A phenotypic screen revealed a second tool compound, which caused a phenotype never before seen in nature: it made segregating chromosomes and microtubules explode into an astral shape, with the centromeres at the center. How would you ascertain that this compound isn’t just behaving in a non-specific way like a detergent? From a purely chemical perspective, you can tell if the compound is specific by changing the functional groups you think are involved in the activity and seeing if that abolishes activity. If the answer is that you can tweak the molecule any which way as long as the hydrophobicity and other general properties are the same, it’s probably non-specific. If, on the other hand, it has a tight structure-activity relationship, that supports it being specific. In particular, if you flip the chirality or just change one stereocenter, and that abolishes activity, then the compound probably has a specific target. This compound has 3 stereocenters, and therefore 8 stereoisomers. People synthesized 4 of these 8 (Diels-Alder cycloaddition favors endo- over exo-isomers, and there is still no easy way to make the other 4 which are exo-). The 1S enantiomer was orders of magnitude less potent than the 1R.

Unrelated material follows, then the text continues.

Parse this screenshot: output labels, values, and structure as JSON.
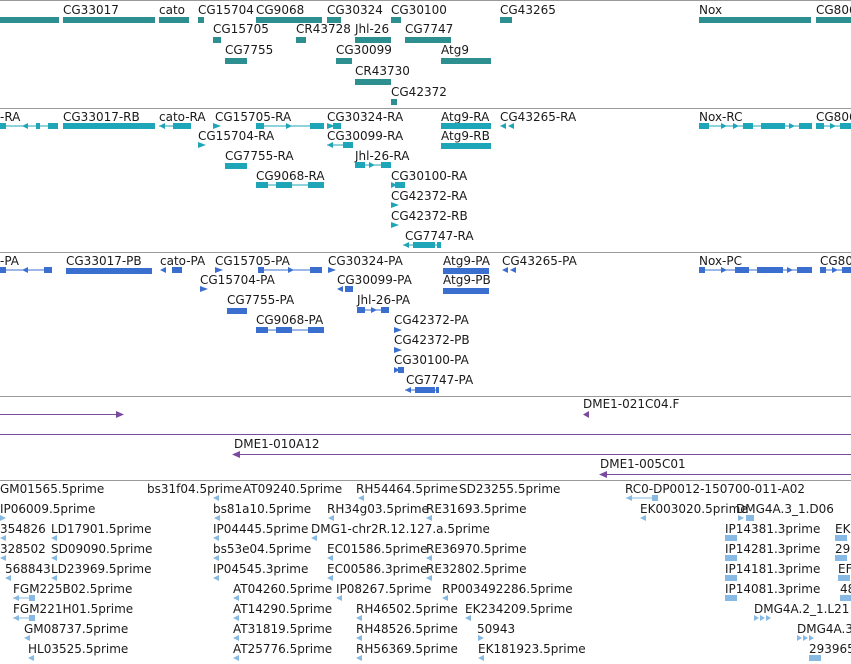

Turns out the compound was a kinesin-5 inhibitor. Until then, motor proteins were considered undruggable. Since then, people have found small molecules that specifically target other motor proteins — for instance, the small molecule ciliobrevin targets dynein [Firestone 2012].
Kinases, too, were once considered undruggable. But precision medicine demands that we develop selective small molecule probes against targets classically considered undruggable, because these comprise most known disease genes’ products. This is therefore the “chem 101 challenge”.
A note about the “promises and perils” of chemical biology (see today’s readings [Arrowsmith 2015]). An important recommendation is that active probes should always be reported alongside a negative control: a small molecule with the most minor possible chemical modification that abolishes activity.